Monday, September 11, 2006

Step-By-Step

Since I've had such good feedback from previous step-by-step demos, I thought I'd try doing a detailed one for the "DIY" cartoon from Saturday's post. It's a simple image, so it's easy to keep track of all the steps, but it does involve a bit of special FX - importing a texture.

Stage One - Drawing in Adobe Illustrator First rough sketch in Illustrator, using Brush tool and Wacom tablet.
More refined "pencils" in blue, using a finer Illustrator brush tip.

(For complicated subjects I'd do another "pencil" stage in mid-grey, but I was happy enough with this drawing to go straight to "inks."

"Inks" done in black with a yet finer Brush tip - the Brush tool gives a flexible line that responds to pressure from the stylus tip, like using a traditional dip-pen or brush. If there were big areas of black, I'd fill them using the Pencil tool and a black fill, but in this case, I just used a heavier Brush tip to add small spots of black.

I then used File: Export to export the finished drawing as a 400dpi RGB Photoshop document with layers (no anti-aliasing)


Stage Two - Preparation in Photoshop

Because I'd exported from Illustrator in Photoshop format, the drawing was floating on its own transparent layer. This allowed me to add colour and texture on layers beneath the drawing without obscuring the line-work.
I added a light brown background to serve as "underpainting" for the eventual colouring. I usually work from a coloured background rather than white.
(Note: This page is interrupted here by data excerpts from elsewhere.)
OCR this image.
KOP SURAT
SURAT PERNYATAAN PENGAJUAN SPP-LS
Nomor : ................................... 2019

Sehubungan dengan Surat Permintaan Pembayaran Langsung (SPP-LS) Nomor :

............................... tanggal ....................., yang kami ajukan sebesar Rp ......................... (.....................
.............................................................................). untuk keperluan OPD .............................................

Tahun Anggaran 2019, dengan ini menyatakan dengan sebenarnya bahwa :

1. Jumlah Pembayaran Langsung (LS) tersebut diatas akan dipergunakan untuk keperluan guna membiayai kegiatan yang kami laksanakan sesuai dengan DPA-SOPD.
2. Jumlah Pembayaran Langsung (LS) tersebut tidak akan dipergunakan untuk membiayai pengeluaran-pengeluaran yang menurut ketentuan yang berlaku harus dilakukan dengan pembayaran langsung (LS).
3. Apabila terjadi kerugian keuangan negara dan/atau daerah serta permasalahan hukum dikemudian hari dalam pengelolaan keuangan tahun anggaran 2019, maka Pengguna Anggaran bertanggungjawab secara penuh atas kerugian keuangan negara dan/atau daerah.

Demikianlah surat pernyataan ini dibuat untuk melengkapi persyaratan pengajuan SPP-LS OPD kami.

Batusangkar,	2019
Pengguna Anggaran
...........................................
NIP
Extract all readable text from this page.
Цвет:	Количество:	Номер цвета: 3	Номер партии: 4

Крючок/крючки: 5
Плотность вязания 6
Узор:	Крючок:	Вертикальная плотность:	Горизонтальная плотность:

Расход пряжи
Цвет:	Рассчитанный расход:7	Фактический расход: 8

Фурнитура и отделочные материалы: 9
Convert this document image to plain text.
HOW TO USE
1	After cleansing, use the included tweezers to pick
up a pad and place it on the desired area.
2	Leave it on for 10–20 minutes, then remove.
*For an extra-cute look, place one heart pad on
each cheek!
Using the Magic Wand and the Fill command, I made a white mask on a new layer just below the inks (that's to say, a floating sheet of white with a "hole' cut in it corresponding to the drawing.) This means I can colour on layers below the mask, without having to worry about keeping inside the lines.

Now to add the texture.


I wanted the figure to be covered in spattered grime and blood (nice me). Photoshop and Painter aren't terribly good at generating big, coarse textures like that, so the easiest thing to do is to use a captured texture.
In this case, I used a digital photograph of the foam from a cappucino (top). I increased the contrast (below) to make the image more graphic, matching the style of the drawing. I hid the line-work layer and pasted the texture into the drawing, under the white mask. The texture was black on an opaque white layer, and I wanted it to be in colour on a transparent layer, so I turned this image into a mask by going to the Channels palette and duplicating one of the channels (since the information is black & white, any of the three channels will do.)
The mask can then be loaded using Select: Load Selection... and filled with colour using Edit: Fill


Stage Three: Colouring in Painter

Opening the file in Painter, I locked transparency on the layer containing the texture and painted into it with browns and greens, so that it looks like mud is mixing in on the legs and feet. Locking transparency (in Photoshop and Painter) means you can only paint or fill on parts of the layer that already contain pixels; or more simply, it stops you "colouring outside the lines")
Next, I painted on the background using Painter's Sargent Brush (acts like smeary oil paint). Although I hid the texture layer here to show the painting, I painted with the texture in place, so I wouldn't waste time colouring areas that were obscured by texture (note particularly the legs and feet).
The same image with the texture in place. We're nearly there.

Finally, I added a few highlights to add that bit of extra "pop."

The final step was to go back to Photoshop, adjust the colour a little using Hue/Saturation, and then resize to 800 x 532 pixels @ 72dpi using Image: Image Size and then Save For Web... as an optimized JPEG.